Movies ruined by soundtracks? well, I know if you watch old 70s 80s sci-fi movies with their crazy synths, they have aged very badly: would Star Wars have remained as timeless without John Williams? (although John Carpenter gets a pass here )
And what of films like Knight's Tale that try to squeeze in contemporary music using period instrumentation?
Would The Lighthouse been as-tense with music throughout?
And War films: they seem a black-and-white genre for this, often mixing within the same film - either jingoistic and musical to scenes of silence and intense dread.

Summary: the more music, the more fantastic the movie is - and the less it feels more real. So it is there to manipulate. But surely this is why we enjoy films and enjoy the emotional ride.

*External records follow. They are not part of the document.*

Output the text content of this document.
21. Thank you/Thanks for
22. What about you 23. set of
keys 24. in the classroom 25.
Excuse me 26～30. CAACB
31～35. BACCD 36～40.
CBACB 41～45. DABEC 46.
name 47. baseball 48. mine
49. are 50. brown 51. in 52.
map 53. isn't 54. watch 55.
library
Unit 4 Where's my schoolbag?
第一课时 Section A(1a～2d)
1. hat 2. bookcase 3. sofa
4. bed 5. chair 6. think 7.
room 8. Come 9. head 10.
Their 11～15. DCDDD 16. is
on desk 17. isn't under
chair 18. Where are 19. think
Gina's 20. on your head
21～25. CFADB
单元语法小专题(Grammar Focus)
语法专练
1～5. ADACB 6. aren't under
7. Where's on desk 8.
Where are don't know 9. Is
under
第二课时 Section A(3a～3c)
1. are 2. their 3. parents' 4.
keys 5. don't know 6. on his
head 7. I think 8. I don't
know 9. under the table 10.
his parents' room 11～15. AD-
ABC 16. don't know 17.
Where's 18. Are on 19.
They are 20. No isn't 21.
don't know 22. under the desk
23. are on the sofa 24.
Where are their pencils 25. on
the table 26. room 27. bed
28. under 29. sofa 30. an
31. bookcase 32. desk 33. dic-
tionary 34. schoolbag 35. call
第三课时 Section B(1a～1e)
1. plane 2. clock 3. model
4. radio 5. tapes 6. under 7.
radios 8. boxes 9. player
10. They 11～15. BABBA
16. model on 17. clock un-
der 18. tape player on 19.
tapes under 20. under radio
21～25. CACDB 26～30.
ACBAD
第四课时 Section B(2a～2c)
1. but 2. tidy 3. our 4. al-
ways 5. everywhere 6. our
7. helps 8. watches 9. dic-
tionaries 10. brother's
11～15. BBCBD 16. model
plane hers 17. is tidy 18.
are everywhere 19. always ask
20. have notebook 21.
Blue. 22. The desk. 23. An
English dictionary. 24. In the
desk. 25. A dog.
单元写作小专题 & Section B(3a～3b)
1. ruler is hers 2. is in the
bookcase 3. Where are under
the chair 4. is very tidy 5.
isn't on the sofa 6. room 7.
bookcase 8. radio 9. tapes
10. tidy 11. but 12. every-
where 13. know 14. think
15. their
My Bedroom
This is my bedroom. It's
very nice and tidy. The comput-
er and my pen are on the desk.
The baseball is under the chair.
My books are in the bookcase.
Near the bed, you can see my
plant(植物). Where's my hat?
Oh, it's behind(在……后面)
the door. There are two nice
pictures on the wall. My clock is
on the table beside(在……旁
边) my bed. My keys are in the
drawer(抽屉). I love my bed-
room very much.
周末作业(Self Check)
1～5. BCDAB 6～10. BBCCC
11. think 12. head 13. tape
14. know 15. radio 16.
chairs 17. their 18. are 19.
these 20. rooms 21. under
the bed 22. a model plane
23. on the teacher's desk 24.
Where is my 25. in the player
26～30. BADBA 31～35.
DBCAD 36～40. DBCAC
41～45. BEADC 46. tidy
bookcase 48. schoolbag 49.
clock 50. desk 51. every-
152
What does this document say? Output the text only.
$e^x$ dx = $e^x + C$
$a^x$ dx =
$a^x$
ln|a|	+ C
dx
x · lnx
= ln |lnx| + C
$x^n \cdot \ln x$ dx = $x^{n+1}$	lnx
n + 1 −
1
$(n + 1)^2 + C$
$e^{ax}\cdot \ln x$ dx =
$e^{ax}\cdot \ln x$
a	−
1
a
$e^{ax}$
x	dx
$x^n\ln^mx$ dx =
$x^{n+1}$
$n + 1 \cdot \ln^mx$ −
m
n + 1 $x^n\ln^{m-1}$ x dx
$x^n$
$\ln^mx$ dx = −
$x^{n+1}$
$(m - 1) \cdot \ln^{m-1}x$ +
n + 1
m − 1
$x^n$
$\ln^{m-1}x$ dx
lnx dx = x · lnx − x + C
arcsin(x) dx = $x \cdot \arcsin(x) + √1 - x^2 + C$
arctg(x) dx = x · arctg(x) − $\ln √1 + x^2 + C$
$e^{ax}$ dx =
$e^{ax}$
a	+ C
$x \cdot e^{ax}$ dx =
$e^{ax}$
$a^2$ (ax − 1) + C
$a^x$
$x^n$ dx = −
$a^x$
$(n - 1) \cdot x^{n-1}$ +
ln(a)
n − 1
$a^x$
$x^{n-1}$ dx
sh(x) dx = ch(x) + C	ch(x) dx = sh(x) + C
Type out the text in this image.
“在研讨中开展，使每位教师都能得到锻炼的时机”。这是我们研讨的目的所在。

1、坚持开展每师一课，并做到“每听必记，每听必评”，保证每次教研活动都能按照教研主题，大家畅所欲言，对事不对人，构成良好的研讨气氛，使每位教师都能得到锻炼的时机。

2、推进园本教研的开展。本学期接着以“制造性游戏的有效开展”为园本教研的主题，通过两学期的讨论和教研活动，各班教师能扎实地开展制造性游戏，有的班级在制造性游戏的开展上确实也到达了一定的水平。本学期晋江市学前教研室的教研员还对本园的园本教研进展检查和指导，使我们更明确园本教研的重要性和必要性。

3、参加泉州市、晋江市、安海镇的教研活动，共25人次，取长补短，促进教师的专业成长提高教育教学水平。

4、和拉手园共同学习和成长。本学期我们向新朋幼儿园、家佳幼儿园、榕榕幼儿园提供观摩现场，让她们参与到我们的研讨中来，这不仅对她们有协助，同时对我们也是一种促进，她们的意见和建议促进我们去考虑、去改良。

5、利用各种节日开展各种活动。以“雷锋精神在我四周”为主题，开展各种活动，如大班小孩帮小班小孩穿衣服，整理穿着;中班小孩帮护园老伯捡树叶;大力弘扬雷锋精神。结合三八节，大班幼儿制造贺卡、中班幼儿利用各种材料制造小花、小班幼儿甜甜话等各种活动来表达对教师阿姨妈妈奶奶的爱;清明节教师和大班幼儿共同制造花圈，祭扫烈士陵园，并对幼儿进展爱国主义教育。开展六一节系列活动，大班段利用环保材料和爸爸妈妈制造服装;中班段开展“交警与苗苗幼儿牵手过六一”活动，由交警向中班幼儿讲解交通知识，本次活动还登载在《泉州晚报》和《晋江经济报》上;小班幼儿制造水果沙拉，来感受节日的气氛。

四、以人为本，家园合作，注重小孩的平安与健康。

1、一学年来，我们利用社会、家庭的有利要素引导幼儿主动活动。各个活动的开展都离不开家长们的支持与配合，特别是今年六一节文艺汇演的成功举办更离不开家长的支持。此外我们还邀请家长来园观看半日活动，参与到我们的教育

I’ve been thinking about this since I saw this thread. Generally, I’m not a Dogme 95 type of person and in fact, I often find myself sitting through mediocre films just so I could Shazam the soundtrack, be it Hans Zimmer or Yasmine Hamdan. But there are cases when music feels misplaced precisely because it is so obvious what it is trying to do in terms of emotional manipulation. I re-watched Black Book about a week ago, which I don’t consider to be a masterpiece but quite entertaining still, and was amased at how jarring the score is. It’s totally on the nose, trumpets (or whatever wind instruments) at times of ““emotional intensity”” (triple speech marks needed) and piano when the moment is meant to be what ads call “tender”.

I do think by this point, with audiences being used to it and increasingly discerning, the manipulation quite irritating. When it comes to soundtracks rather than instrumental scores, I’ve been eager to watch something high-quality that sneaks in “pop” or something unambiguously anachronistic while being a period piece and gets away with it, i.e. does it well. That would be refreshing. Didn’t much like the Baz Luhrmann Gatsby (or anything Luhrmann) but thought the club music worked quite well. Tarantino does it, but it’s more subtle and I’m more interested in overt examples. Zimmer often has electronics in orchestral scores, which I really like. In the ideal world, it would be insidious and throw the audience off guard just enough.

Otherwise, manipulation can and does backfire. I often find myself laughing at dramatic emotional music if the significance of the event it accompanies has not been sold to me. As with anything, it’s about skill and talent. The Munich and Pianist scores are utterly manipulative, but fantastic nonetheless.